III.      Motion to Strike

 

Defendant GM moves to strike Plaintiff’s request for punitive damages as requested in the Prayer for Relief in Paragraph 7. When the defendant is a¿corporation, “the oppression, fraud, or malice must be perpetrated, authorized, or knowingly ratified by an officer, director, or managing agent of the¿corporation.” (Wilson v. Southern California Edison Company (2015) 234 Cal.App.4th 123, 164; see Civ. Code, § 3294(b).)

 

The Complaint alleges that “All acts of corporate employees as alleged were authorized or ratified by an officer, director or managing agent of the corporate employer.” (Compl., ¶ 5.) “GM’s conduct constitutes conduct that is oppressive, fraudulent, and/or malicious, entitling Plaintiff to punitive damages under Civil Code Section 3294, and the acts of GM’s employees as alleged were authorized or ratified by an officer, director, and/or managing agent of GM.” (Compl., ¶ 42.)

 

The court finds that the above allegations are conclusory and devoid of any facts to show that a managing agent of GM ratified a corporate policy that was oppressive, fraudulent, or malicious to consumers or Plaintiff.
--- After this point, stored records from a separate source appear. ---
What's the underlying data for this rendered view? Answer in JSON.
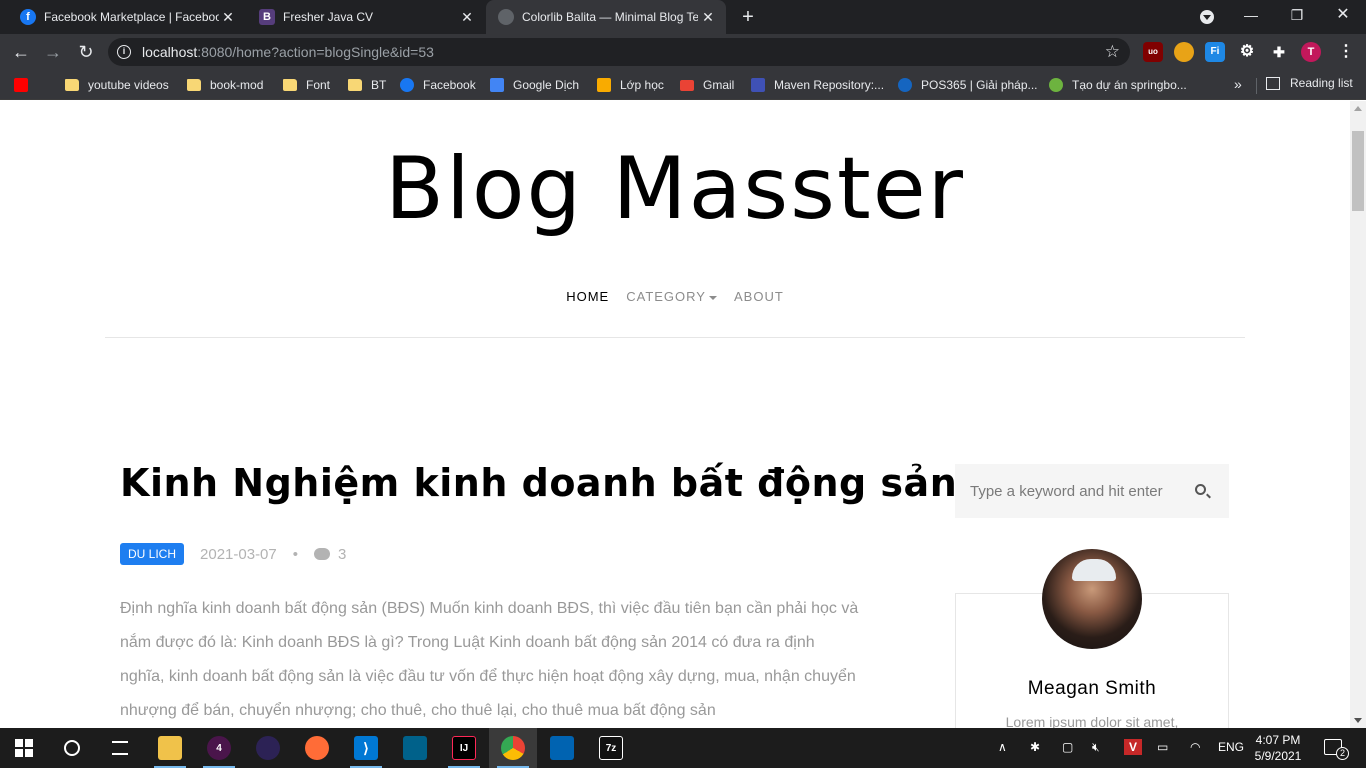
{
  "browser": {
    "tabs": [
      {
        "title": "Facebook Marketplace | Facebook",
        "icon": "facebook-icon",
        "color": "#1877f2",
        "glyph": "f"
      },
      {
        "title": "Fresher Java CV",
        "icon": "bootstrap-icon",
        "color": "#563d7c",
        "glyph": "B"
      },
      {
        "title": "Colorlib Balita — Minimal Blog Template",
        "icon": "globe-icon",
        "color": "#5f6368",
        "glyph": ""
      }
    ],
    "url_host": "localhost",
    "url_rest": ":8080/home?action=blogSingle&id=53",
    "extensions": [
      {
        "name": "ublock-icon",
        "glyph": "uo",
        "color": "#800000"
      },
      {
        "name": "extension-orange-icon",
        "glyph": "",
        "color": "#e8a317"
      },
      {
        "name": "fi-extension-icon",
        "glyph": "Fi",
        "color": "#1e88e5"
      },
      {
        "name": "gear-extension-icon",
        "glyph": "⚙",
        "color": "#35363a"
      },
      {
        "name": "puzzle-icon",
        "glyph": "✚",
        "color": "#35363a"
      },
      {
        "name": "profile-avatar-icon",
        "glyph": "T",
        "color": "#c2185b"
      }
    ],
    "bookmarks": [
      {
        "label": "",
        "icon": "youtube-icon",
        "color": "#ff0000"
      },
      {
        "label": "youtube videos",
        "icon": "folder-icon"
      },
      {
        "label": "book-mod",
        "icon": "folder-icon"
      },
      {
        "label": "Font",
        "icon": "folder-icon"
      },
      {
        "label": "BT",
        "icon": "folder-icon"
      },
      {
        "label": "Facebook",
        "icon": "facebook-icon",
        "color": "#1877f2"
      },
      {
        "label": "Google Dịch",
        "icon": "google-translate-icon",
        "color": "#4285f4"
      },
      {
        "label": "Lớp học",
        "icon": "classroom-icon",
        "color": "#f9ab00"
      },
      {
        "label": "Gmail",
        "icon": "gmail-icon",
        "color": "#ea4335"
      },
      {
        "label": "Maven Repository:...",
        "icon": "maven-icon",
        "color": "#3f51b5"
      },
      {
        "label": "POS365 | Giải pháp...",
        "icon": "pos365-icon",
        "color": "#1565c0"
      },
      {
        "label": "Tạo dự án springbo...",
        "icon": "spring-icon",
        "color": "#6db33f"
      }
    ],
    "reading_list": "Reading list",
    "bookmarks_more": "»"
  },
  "site": {
    "title": "Blog Masster",
    "nav": {
      "home": "HOME",
      "category": "CATEGORY",
      "about": "ABOUT"
    }
  },
  "post": {
    "title": "Kinh Nghiệm kinh doanh bất động sản",
    "category": "DU LICH",
    "date": "2021-03-07",
    "separator": "•",
    "comments": "3",
    "body": "Định nghĩa kinh doanh bất động sản (BĐS) Muốn kinh doanh BĐS, thì việc đầu tiên bạn cần phải học và nắm được đó là: Kinh doanh BĐS là gì? Trong Luật Kinh doanh bất động sản 2014 có đưa ra định nghĩa, kinh doanh bất động sản là việc đầu tư vốn để thực hiện hoạt động xây dựng, mua, nhận chuyển nhượng để bán, chuyển nhượng; cho thuê, cho thuê lại, cho thuê mua bất động sản"
  },
  "sidebar": {
    "search_placeholder": "Type a keyword and hit enter",
    "author_name": "Meagan Smith",
    "author_bio": "Lorem ipsum dolor sit amet,"
  },
  "taskbar": {
    "apps": [
      {
        "name": "file-explorer-icon",
        "color": "#f0c24a",
        "glyph": ""
      },
      {
        "name": "slack-icon",
        "color": "#4a154b",
        "glyph": "4"
      },
      {
        "name": "eclipse-icon",
        "color": "#2c2255",
        "glyph": ""
      },
      {
        "name": "postman-icon",
        "color": "#ff6c37",
        "glyph": ""
      },
      {
        "name": "vscode-icon",
        "color": "#0078d4",
        "glyph": "⟩"
      },
      {
        "name": "mysql-workbench-icon",
        "color": "#00618a",
        "glyph": ""
      },
      {
        "name": "intellij-icon",
        "color": "#000000",
        "glyph": "IJ"
      },
      {
        "name": "chrome-icon",
        "color": "#4285f4",
        "glyph": ""
      },
      {
        "name": "photos-icon",
        "color": "#0063b1",
        "glyph": ""
      },
      {
        "name": "7zip-icon",
        "color": "#111111",
        "glyph": "7z"
      }
    ],
    "language": "ENG",
    "time": "4:07 PM",
    "date": "5/9/2021",
    "notifications": "2"
  }
}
The Complaint fails to allege an employee or managing agent of GM engaged or ratified GM’s conduct in concealing the existence of a battery defect. As Plaintiff’s claims for punitive damages are conclusory and devoid of facts, GM’s motion to strike is granted with leave to amend.

 

Conclusion

 

Defendant GM’s demurrer is overruled. GM’s motion to strike is granted with leave to amend. Plaintiff is granted 30 days leave to amend. The court sets the OSC RE: Amended Complaint for July 17, 2024, at 8:30 a.m. Defendant GM to give notice.

 



[1] Pursuant to CCP §§ 430.41 and 435.5(a), the meet and confer requirement has been met. (Habib Decl. ¶ 2.)